The Akodessewa Fetish Market has become renowned throughout Africa and although there are parts from protected or endangered species, illegally poached animals, and even according to rumor the occasional parts from humans or human skulls no doubt procured through dubious means, authorities mostly look the other way and things are typically business as usual. This lack of action by police to enforce laws here, as well as the money to be made from the growing popularity of the market, has unfortunately contributed to rampant poaching and bush hunting in the region, which has severely depleted some species in many West African countries. There are places here which due to unchecked hunting have become nearly barren of all wildlife larger than a mouse. Although these folk remedies and rituals are part of the way of life of the people here, it seems a sad trade-off for the biodiversity of the region and the contribution it makes towards the imminent extinction of some critically endangered species.

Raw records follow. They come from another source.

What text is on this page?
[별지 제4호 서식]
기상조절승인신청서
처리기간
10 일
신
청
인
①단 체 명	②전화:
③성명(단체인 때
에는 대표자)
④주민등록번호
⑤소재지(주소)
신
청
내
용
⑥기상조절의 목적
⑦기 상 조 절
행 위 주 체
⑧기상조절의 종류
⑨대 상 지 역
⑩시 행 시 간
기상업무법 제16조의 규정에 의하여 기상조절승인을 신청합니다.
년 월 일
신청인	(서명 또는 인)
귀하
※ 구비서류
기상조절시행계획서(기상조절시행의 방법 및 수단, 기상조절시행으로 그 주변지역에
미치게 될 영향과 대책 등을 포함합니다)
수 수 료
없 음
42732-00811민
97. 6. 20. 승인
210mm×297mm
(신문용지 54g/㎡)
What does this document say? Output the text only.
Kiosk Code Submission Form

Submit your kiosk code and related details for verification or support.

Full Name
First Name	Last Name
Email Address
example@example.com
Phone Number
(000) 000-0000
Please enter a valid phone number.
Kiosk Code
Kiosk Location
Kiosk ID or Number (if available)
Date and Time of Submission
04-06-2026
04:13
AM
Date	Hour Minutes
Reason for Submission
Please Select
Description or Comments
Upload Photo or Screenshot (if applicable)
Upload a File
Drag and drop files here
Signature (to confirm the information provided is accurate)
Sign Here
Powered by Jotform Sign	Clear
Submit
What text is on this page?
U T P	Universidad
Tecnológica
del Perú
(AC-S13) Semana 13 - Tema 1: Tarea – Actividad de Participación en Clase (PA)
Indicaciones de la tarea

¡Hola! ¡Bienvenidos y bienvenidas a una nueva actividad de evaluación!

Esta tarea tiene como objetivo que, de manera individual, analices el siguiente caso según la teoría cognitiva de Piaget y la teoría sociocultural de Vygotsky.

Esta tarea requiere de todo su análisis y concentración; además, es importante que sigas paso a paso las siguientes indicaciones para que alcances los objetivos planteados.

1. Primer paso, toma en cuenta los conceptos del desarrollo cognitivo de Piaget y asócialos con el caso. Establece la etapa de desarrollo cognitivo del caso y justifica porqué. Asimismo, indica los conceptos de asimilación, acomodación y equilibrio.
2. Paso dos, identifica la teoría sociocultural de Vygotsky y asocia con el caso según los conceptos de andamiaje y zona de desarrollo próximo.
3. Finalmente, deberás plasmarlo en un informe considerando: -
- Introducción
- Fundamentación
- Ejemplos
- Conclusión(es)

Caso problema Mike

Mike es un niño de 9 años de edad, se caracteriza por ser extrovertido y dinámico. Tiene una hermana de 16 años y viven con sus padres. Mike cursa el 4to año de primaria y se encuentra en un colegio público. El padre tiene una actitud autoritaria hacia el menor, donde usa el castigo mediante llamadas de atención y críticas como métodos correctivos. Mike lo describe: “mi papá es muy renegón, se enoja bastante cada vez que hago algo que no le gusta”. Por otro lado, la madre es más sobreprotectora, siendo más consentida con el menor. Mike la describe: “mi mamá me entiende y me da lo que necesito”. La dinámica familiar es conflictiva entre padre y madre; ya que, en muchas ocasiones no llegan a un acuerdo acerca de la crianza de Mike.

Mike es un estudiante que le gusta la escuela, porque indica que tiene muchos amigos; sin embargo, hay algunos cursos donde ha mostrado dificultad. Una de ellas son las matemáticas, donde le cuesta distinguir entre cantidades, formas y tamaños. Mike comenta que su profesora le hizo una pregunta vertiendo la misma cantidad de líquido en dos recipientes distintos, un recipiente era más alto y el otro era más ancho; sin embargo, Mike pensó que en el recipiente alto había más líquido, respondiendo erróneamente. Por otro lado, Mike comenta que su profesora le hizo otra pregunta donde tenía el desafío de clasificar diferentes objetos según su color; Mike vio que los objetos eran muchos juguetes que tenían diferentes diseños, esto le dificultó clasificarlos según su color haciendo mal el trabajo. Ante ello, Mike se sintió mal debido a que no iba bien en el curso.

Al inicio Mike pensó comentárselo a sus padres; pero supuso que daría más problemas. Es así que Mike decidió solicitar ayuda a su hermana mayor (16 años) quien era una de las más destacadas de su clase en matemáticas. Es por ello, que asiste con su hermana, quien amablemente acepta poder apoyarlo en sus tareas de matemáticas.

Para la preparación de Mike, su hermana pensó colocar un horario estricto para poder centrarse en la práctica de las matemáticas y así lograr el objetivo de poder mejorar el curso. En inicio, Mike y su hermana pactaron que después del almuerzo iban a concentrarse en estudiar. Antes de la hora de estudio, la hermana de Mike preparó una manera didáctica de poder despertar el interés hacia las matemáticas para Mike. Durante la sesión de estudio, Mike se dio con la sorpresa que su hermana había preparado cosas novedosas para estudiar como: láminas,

Regardless of the threat to wildlife that the market poses, considering the widespread belief in voodoo and animism in West Africa, it does not appear it will be going anywhere anytime soon. For anyone with an interest in getting a macabre peek into a culture and belief system that may be completely alien and perhaps quite shocking to outsiders, the Akodessewa Fetish Market is very welcoming of tourists and visitors. Despite the revulsion many outsiders may feel upon viewing the merchandise here, it surely does offer a rather fascinating, if a little grim, look into a whole other mysterious world that most outsiders can’t imagine really exists until they see it for themselves. If you have an interest in the truly creepy world of West African folk remedies, rituals, and voodoo, or if you merely have some nagging health issue and want to try something different, there can be no doubt that you will find something to catch your attention at the Akodessewa Fetish Market.